The brand-new building was designed to hold 72 dogs. After only a month, it already has more than twice that.

A $75 million animal shelter in Queens, the borough’s first and only public shelter, was supposed to boost adoption rates, making animals irresistible to prospective owners.
It had spacious kennels for dogs. A skylight in the adoption room. Dedicated rooms for cats to roam free. High ceilings and state-of-the-art veterinary facilities, including a dental clinic.
But before it even opened in late July, the shelter was already in trouble.
The 50,000-square-foot building, designed to accommodate 72 dogs, was tapped to take in 77 dogs displaced from a city-run Brooklyn shelter that closed for renovations. Councilman Robert Holden, who represents a part of Queens near the shelter, said he recently received photos that showed dogs penned in small kennels with shredded blankets and bedding, smeared in excrement, their water and food dishes empty and overturned.
Alarmed by the images, Mr. Holden went to see the facility, the Queens Animal Care Center, for himself.
He was greeted with an earsplitting cacophony of barking and the unpleasant odor of dog excrement, he said. The roof leaked, the ventilation was “horrendous” and “a lot of things don’t work in it,” he said.
The gleaming promise of the new facility had crashed into the messy reality of shelter work.
Rescue experts and animal welfare advocates say the situation in Queens is just one symptom of a bigger crisis: A steady stream of animals in need of homes coupled with stagnant adoption rates is pushing the city’s shelters toward a breaking point.
Just one month after opening, the Queens shelter’s dog population is at more than 210 percent capacity, and there are almost twice as many cats as there should be. Staff shortages have left the workers and volunteers scrambling.

The shelter, operated by the Animal Care Centers nonprofit system that runs New York City’s public animal shelters, was more than two decades in the making. In 2000, the City Council passed a bill requiring each borough to have an animal shelter. Finally set in 2019 for an industrial plot in Ridgewood, the Queens shelter was delayed for years by budget and zoning constraints, toxic chemicals in the soil and construction issues.
Still, excitement abounded as the opening day approached.
“We thought, well, it’s so great, it’s such a great adoption experience, that the animals will fly off the shelves,” said Katy Hansen, a spokeswoman for Animal Care Centers of NYC.
That hasn’t happened, and animals haven’t stopped streaming in. Currently, the shelter houses close to 160 dogs. Its kennels, designed to have two chambers for dogs to move between, have been divided in half to contain the overflow, Ms. Hansen said.
According to the terms of its city contract, Animal Care Centers cannot turn away animals, even when they are at capacity.
Ms. Hansen said the photos Mr. Holden described — which were published by The New York Post — don’t capture the complete picture of what it’s like for animals in the shelter and have put additional stress on staff and volunteers.
“We are making it work,” Ms. Hansen said. “And, you know, for every one picture you see of a dog in a dirty kennel, there’s 500 pictures of dogs in great condition.”
Still, Ms. Hansen acknowledged their difficult situation. “We’re in dire straits,” she said.
In June, the most recent month for which data is available, the three Animal Care Centers in Manhattan, Brooklyn and Staten Island took in 434 dogs, according to public records. That month, 108 dogs were adopted, 54 were euthanized, 216 were transferred to other rescue groups and 83 were returned to the families that surrendered them.
Rescuers say that the primary issue shelters face right now isn’t an uptick in surrendered or abandoned animals, but declining adoption rates, specifically for dogs.
“There’s people still adopting, but they’re not enough to clear the shelter, if you will,” said Christa Chadwick, vice president of shelter services at the American Society for the Prevention of Cruelty to Animals.

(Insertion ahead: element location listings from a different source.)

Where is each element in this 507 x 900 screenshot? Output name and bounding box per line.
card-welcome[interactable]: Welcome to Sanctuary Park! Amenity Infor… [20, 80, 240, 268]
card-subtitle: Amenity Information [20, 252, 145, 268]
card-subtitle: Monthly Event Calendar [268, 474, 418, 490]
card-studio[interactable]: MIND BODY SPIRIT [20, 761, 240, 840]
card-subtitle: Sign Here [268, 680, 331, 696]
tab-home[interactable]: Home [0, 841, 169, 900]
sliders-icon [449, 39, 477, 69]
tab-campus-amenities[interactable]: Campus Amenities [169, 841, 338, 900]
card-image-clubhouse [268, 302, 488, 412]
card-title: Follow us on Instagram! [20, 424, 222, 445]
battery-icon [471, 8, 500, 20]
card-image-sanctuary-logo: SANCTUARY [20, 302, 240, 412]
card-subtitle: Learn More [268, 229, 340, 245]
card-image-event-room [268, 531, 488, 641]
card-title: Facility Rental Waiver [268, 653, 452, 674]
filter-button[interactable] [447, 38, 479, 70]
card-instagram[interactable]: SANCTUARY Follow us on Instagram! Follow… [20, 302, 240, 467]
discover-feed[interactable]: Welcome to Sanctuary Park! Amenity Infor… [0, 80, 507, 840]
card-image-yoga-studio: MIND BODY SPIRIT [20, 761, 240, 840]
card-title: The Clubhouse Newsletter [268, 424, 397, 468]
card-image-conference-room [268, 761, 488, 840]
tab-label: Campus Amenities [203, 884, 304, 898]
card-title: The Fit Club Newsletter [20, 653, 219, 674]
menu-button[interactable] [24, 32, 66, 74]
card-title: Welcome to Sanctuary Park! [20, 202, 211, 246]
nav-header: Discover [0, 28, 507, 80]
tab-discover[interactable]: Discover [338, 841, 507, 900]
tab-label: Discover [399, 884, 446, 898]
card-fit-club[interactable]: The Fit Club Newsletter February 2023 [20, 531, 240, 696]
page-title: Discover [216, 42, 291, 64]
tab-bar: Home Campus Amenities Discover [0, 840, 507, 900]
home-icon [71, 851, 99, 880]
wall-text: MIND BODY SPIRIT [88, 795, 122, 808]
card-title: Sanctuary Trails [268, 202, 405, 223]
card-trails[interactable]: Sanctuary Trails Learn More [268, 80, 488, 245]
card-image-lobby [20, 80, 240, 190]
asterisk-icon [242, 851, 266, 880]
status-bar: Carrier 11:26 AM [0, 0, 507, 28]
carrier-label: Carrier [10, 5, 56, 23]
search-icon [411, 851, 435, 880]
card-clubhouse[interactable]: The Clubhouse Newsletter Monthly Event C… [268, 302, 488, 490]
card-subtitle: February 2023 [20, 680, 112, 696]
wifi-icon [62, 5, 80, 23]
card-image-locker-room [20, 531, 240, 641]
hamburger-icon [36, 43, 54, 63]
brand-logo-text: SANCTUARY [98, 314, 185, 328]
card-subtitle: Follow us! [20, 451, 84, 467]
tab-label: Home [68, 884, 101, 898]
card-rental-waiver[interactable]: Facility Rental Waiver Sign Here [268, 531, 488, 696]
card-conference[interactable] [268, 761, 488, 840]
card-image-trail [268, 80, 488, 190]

The skyrocketing cost of veterinary care and the rising prices of pet supplies are keeping some people from adopting. Some rescuers say the city should invest more in subsidizing spay and neuter services, which can cost nearly $1,000 in New York, to make them more accessible and stop the overcrowding problem at its source.
Recently, more animals coming into Animal Care Centers facilities have had behavior or health concerns, Ms. Hansen said, making it harder to find permanent homes for them.
“It’s a confluence of just terrible things happening all at once, and our shelters are not designed to house this many animals,” Ms. Hansen said.
The Brooklyn shelter is not set to reopen until 2026. The fifth borough shelter, in the Bronx, is slated to open next year, but will only accommodate about 70 dogs.
And the Queens shelter is still looking for more help.
It is hiring for 10 different jobs, including animal care specialists, veterinarians and veterinary technicians.